Im trying to figure out what would be the best way to make the most money. But I cant make up my mind about which way to go lol. If overthinking was a super power then I woulda been so badassOriginal Post Deleted
Im trying to figure out what would be the best way to make the most money. But I cant make up my mind about which way to go lol. If overthinking was a super power then I woulda been so badassOriginal Post Deleted
How much money do you need to make in order to benefit from the TVC?
It depends. It's best to use the IRD's tax calculators to figure out if at least some if not more than 60,000HKD of your HK taxable income is hit with the 17% standard tax rate.
Check out the IRD calculators at https://www.gov.hk/en/residents/taxe...omputation.htm
The calculator can't make the best TVC decision for you but it can do the math required based on your inputs. As for future actual returns with specific funds, you'll just have to use your preferred crystal ball for that.
You pay 17% tax on taxable income over $200,000 (taxable income is income less deductions such as married person allowance, children allowance, etc). So if your taxable income over $200k, then the TVC benefits you. This is quite a low threshold, benefitting the masses.

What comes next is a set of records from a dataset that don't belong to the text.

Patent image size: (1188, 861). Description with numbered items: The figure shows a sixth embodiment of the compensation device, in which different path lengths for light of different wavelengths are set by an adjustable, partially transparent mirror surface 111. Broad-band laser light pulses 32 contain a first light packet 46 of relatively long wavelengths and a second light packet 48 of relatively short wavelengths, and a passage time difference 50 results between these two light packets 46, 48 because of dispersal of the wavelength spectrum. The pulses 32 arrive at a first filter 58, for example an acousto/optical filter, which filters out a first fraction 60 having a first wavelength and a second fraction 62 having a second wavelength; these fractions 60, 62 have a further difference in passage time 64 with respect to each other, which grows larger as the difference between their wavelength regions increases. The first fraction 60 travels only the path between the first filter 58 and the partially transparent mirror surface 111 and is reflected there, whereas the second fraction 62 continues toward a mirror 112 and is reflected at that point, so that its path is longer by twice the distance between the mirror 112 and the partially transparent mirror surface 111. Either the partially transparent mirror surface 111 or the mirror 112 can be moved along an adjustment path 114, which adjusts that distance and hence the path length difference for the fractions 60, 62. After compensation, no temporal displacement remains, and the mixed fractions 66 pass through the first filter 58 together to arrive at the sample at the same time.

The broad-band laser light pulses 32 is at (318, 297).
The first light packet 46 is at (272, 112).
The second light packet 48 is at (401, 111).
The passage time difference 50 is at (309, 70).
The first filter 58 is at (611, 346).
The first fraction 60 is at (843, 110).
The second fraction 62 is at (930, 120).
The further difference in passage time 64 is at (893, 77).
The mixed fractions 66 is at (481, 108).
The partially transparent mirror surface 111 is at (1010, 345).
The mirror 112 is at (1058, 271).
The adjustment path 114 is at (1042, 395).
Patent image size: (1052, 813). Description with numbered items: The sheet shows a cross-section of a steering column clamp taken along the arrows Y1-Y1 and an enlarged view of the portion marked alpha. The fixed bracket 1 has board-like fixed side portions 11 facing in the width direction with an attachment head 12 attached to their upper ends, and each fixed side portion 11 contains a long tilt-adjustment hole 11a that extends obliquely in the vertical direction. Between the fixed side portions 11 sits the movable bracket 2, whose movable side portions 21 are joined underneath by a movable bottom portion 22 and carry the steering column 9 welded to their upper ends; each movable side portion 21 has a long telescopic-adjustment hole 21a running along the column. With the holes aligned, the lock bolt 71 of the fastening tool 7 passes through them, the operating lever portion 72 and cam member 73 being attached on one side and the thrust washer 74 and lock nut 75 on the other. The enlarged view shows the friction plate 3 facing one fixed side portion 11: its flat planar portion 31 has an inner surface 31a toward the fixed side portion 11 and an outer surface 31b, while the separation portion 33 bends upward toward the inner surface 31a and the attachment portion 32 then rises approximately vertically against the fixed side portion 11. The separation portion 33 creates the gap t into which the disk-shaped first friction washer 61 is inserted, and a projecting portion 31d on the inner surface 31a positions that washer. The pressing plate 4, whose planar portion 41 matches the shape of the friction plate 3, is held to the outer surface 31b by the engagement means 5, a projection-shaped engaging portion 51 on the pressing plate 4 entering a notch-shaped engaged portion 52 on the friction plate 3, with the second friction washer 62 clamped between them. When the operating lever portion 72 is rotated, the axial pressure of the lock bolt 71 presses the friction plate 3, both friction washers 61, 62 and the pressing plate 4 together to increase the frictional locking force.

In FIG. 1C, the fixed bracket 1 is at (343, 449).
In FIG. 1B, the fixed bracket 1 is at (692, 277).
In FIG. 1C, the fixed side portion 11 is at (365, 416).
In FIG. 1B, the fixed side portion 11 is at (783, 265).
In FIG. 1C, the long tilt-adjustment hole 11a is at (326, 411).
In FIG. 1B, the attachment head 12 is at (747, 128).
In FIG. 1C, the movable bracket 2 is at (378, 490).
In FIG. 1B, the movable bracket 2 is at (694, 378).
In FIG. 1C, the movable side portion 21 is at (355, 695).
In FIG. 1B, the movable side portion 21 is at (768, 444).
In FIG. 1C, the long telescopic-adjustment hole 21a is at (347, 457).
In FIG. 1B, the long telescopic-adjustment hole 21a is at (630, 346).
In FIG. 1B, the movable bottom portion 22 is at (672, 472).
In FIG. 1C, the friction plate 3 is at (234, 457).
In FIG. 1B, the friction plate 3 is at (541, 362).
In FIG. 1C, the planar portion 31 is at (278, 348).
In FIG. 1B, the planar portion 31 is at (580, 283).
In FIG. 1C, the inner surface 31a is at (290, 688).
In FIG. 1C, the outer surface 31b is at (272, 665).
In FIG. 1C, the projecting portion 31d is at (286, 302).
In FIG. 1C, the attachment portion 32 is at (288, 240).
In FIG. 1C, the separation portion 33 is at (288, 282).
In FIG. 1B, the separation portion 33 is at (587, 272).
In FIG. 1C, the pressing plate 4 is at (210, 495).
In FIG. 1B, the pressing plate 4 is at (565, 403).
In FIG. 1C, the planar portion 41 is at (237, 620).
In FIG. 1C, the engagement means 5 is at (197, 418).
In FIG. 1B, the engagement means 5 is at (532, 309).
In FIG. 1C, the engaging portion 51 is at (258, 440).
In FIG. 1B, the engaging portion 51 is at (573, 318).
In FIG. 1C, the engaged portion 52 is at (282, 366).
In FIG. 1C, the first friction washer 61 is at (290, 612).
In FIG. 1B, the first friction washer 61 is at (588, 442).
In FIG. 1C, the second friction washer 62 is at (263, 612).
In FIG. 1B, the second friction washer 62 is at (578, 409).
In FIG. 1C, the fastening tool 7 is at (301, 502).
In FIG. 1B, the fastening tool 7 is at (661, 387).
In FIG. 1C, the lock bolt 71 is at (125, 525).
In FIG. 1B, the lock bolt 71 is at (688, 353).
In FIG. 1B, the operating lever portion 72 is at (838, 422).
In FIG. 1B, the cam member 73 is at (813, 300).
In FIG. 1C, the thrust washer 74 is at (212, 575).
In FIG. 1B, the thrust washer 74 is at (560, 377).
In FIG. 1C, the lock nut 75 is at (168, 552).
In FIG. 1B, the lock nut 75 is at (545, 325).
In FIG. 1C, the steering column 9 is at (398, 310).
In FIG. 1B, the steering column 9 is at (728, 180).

If you are planing to live in HK your whole life, then there might be a bit of hesitation whether to do or not, since the money will be locked up until retirement. But if you are an expat planning to leave HK at some point in the not too distant future, you can redraw it when you leave HK to start your next adventure, thus making it a completely no brainer decision for most expats.
There is a clear loophole here for expats to save on tax. Any expat not taking out TVC should be ashamed of themselves for not saving tax and punishing the government for creating stupid systems with stupid loopholes.
The $60k TVC which I took out with AIA on 4th December last year and saved me $10k in taxes, is today worth $59,940.83. Given all the shit of the last 6 months, I cannot complain about this. I wish all my other investments were worth what they were last December too .
I looked for the lowest expense ratio one that tracked the HSI. Thus, I choose BEA's 0.72% FER BEA Hong Kong Tracker Fund in their BEA (MPF) Value Scheme. I would have picked HSBC (even though their HSI tracker has an FER of 0.79%) because I already have all my MPF money with them, a credit card with them, and a joint account, but alas they don't allow U.S. citizens to open up a TVC account with them. So I found BEA. However, others might suit your needs/wants better.
I assume you've already played around with MPFA's comparison tool at https://mfp.mpfa.org.hk/eng/mpp_list.jsp
As for which provider will currently offer the best TVC sign-up bonus, you'll have to shop around as I only recall the deals that applied in the 2019/2020 tax year.